Not under the MOU’s architecture. Point 7 commits the United States to terminate “all types of sanctions…including the United Nations Security Council resolutions.” Once the relevant UNSC resolutions are terminated, the snapback mechanism associated with JCPOA-era Resolution 2231 ceases to exist as a procedural option. Point 14 routes the final deal through a new “binding UNSC resolution” whose content is not specified — meaning the post-deal coercive architecture available to non-signatories is a function of language not yet drafted.
What happens if Hezbollah refuses to comply with Point 1’s “all fronts” cessation?
The MOU does not specify. Point 1 commits states, not non-state actors. Iran’s signature does not bind Hezbollah, and Hezbollah’s Naim Qassem rejected a Lebanon ceasefire on June 4. Point 12’s executive mechanism — undefined in the published text — would presumably adjudicate, but its membership, voting rules, and enforcement authority are deferred to the sixty-day Phase 2. The Atlantic Council’s Nicholas Blanford has documented that Hezbollah’s command structure has tightened, not loosened, its dependence on the IRGC during the conflict.
Does the East-West Pipeline let Saudi Arabia bypass Hormuz entirely?
No. The Petroline (East-West Crude Oil Pipeline) ceiling is approximately 7 million barrels per day. Saudi Aramco’s current output runs around 8 million barrels per day, down from roughly 10 million pre-conflict. Even at reduced output, at least 1 million barrels per day must transit Hormuz to clear domestic loading.

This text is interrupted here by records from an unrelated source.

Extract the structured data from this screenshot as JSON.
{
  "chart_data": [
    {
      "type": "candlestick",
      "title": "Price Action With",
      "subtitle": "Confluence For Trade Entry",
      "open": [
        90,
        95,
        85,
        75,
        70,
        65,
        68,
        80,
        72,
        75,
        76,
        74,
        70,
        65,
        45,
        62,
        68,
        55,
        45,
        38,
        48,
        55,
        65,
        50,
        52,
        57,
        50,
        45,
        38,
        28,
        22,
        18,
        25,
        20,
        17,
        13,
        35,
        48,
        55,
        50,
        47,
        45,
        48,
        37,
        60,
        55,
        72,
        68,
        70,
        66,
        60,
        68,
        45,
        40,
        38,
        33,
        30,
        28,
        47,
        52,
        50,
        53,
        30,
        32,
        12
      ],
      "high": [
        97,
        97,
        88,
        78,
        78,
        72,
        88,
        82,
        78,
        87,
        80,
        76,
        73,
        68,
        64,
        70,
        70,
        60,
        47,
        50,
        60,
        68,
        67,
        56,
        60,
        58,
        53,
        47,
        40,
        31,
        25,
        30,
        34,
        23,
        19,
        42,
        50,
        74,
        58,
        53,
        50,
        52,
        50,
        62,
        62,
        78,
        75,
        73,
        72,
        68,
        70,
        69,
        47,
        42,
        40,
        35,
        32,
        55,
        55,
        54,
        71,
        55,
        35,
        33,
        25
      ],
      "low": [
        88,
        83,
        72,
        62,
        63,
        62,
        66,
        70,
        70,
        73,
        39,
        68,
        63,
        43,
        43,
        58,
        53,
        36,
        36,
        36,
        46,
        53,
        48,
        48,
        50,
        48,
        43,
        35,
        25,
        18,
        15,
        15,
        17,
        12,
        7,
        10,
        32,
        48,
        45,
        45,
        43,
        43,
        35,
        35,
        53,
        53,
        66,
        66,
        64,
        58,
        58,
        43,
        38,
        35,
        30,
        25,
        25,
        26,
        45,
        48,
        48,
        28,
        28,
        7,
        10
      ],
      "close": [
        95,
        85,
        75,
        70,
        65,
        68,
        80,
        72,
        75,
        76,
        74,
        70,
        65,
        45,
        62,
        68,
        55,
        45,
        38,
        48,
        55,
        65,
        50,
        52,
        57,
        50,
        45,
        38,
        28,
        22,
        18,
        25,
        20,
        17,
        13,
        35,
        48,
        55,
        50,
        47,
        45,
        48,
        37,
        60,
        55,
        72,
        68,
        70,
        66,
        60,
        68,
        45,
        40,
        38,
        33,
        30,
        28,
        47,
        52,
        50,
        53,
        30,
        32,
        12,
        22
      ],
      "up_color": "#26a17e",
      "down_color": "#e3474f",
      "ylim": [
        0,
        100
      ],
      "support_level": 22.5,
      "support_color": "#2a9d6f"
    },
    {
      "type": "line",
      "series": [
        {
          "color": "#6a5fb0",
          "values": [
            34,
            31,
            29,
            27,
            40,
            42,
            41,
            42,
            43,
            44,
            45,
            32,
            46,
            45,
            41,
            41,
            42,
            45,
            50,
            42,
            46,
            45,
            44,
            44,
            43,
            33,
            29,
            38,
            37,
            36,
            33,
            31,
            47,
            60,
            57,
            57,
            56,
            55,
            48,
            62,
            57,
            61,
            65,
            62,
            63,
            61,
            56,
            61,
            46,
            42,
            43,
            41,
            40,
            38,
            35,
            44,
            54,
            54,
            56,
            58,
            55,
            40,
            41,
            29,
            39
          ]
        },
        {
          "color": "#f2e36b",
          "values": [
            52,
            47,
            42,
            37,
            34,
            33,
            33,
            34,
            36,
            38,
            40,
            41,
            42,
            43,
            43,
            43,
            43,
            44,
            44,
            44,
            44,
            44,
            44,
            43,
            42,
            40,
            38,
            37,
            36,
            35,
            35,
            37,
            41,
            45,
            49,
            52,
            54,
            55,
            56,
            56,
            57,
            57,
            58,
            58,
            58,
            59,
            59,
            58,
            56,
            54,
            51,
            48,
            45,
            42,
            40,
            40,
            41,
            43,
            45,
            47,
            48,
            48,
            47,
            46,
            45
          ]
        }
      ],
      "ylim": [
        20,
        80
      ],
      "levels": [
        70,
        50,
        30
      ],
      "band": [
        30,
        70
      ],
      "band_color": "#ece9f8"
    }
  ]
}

The Yanbu terminal on the Red Sea is the pipeline’s western outlet, and capacity utilization during the February-June period — when no Saudi crude crossed Hormuz — already pushed Yanbu to its operational maximum. On June 19, a Lebanon ceasefire took effect — removing Iran’s stated suspension trigger while leaving the IDF buffer zone, which Iran had defined as an MOU violation, unchanged.